Geçti gitti ama halen daha kutluyoruz ama anmalıyız, anlamalıyız…
Anmak yerine kutlamayı tercih eden insanlar haline biz ne zaman büründük?
Dünya Emekçi Kadınlar Günü…
Tarihçesine baktığımız zaman aslına kutlanması değil anma ile geçirilmesi gereken bir gün. Ama yine her özel veya önem arz eden günde olduğu gibi Kapitalizmin kurbanı oldu.
8 Mart 1857 tarihinde ABD'nin New York kentinde 40.000 dokuma işçisi daha iyi çalışma koşulları istemiyle bir tekstil fabrikasında greve başlar. Ancak polis işçilere saldırı ve işçiler fabrikaya kilitlenir.
Tam da bu esnada fabrikada yangın çıkar…
Polis fabrika önünde barikatlar kurmuştur ve işçilerin oradan kaçması mümkün değildir. Bir yandan yangın bir yandan da barikatlar 129 kadın işçinin feci şekilde can vermesine neden olur.
İşçilerin cenaze törenine binlerce insan katılır.
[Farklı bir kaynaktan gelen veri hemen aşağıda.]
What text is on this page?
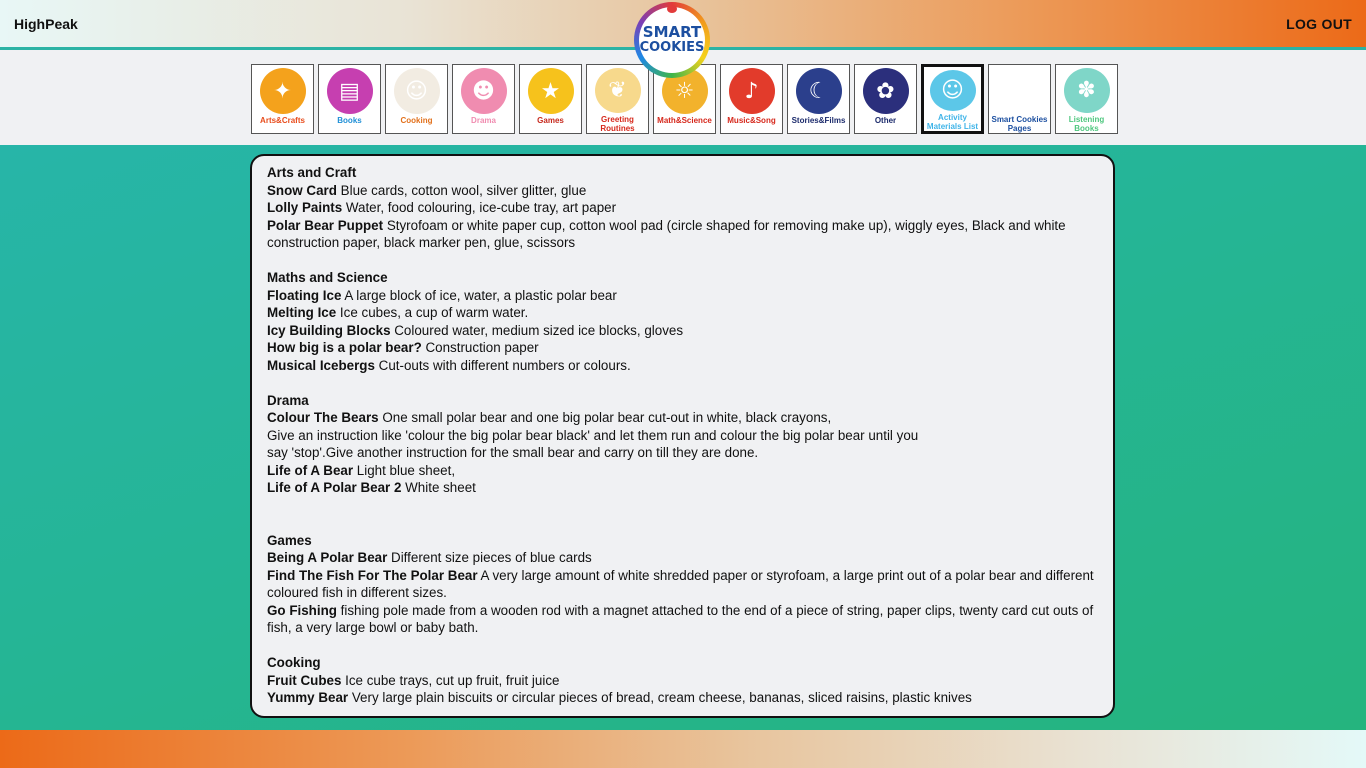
HighPeak	LOG OUT
SMART
COOKIES
✦
Arts&Crafts
▤
Books
☺
Cooking
☻
Drama
★
Games
❦
Greeting Routines
☼
Math&Science
♪
Music&Song
☾
Stories&Films
✿
Other
☺
Activity Materials List
❀
Smart Cookies Pages
✽
Listening Books
Arts and Craft
Snow Card Blue cards, cotton wool, silver glitter, glue
Lolly Paints Water, food colouring, ice-cube tray, art paper
Polar Bear Puppet Styrofoam or white paper cup, cotton wool pad (circle shaped for removing make up), wiggly eyes, Black and white construction paper, black marker pen, glue, scissors
Maths and Science
Floating Ice A large block of ice, water, a plastic polar bear
Melting Ice Ice cubes, a cup of warm water.
Icy Building Blocks Coloured water, medium sized ice blocks, gloves
How big is a polar bear? Construction paper
Musical Icebergs Cut-outs with different numbers or colours.
Drama
Colour The Bears One small polar bear and one big polar bear cut-out in white, black crayons,
Give an instruction like 'colour the big polar bear black' and let them run and colour the big polar bear until you
say 'stop'.Give another instruction for the small bear and carry on till they are done.
Life of A Bear Light blue sheet,
Life of A Polar Bear 2 White sheet
Games
Being A Polar Bear Different size pieces of blue cards
Find The Fish For The Polar Bear A very large amount of white shredded paper or styrofoam, a large print out of a polar bear and different coloured fish in different sizes.
Go Fishing fishing pole made from a wooden rod with a magnet attached to the end of a piece of string, paper clips, twenty card cut outs of fish, a very large bowl or baby bath.
Cooking
Fruit Cubes Ice cube trays, cut up fruit, fruit juice
Yummy Bear Very large plain biscuits or circular pieces of bread, cream cheese, bananas, sliced raisins, plastic knives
Kimi kaynaklara göre katılanların sayısı 10.000’i açmıştır.
Görülmemiş mahşeri bir kalabalıkla feci şekilde can veren 129 kadın defnedilir.
Yaşanan bu olay karşısında
26 - 27 Ağustos 1910 tarihinde Danimarka'nın Kopenhag kentinde 2. Enternasyonale bağlı kadınlar toplantısında Almanya Sosyal Demokrat Partisi önderlerinden ClaraZetkin, 8 Mart 1857 tarihindeki tekstil fabrikası yangınında ölen kadın işçiler anısına 8 Mart'ın Dünya Kadınlar Günü olarak anılması önerisini getirir. Nu öneri oybirliğiyle kabul edilir.
Birincive İkinci Dünya Savaşı yılları arasında bazı ülkelerde anılması yasaklanan Dünya Kadınlar Günü, 1960'lı yılların sonunda Amerika Birleşik Devletleri'nde de anmaya başlanmasıyla daha güçlü bir şekilde gündeme gelir.
Birleşmiş Milletler Genel Kurulu, 16 Aralık 1977 tarihinde 8 Mart'ın 'Dünya Kadınlar Günü' olarak anılmasını kabul etmiştir.
İşte Dünya Emekçi Kadınlar Günü’nün tarihçesinin özetini yukarıda sizlerle paylaştık.
Böyle bir günün neredeyse ticari kazanç günü olarak ilan edilmesi ve yine pahalı hediyelerin havada uçuştuğu bir gün olarak kutlanması ne kadar doğru?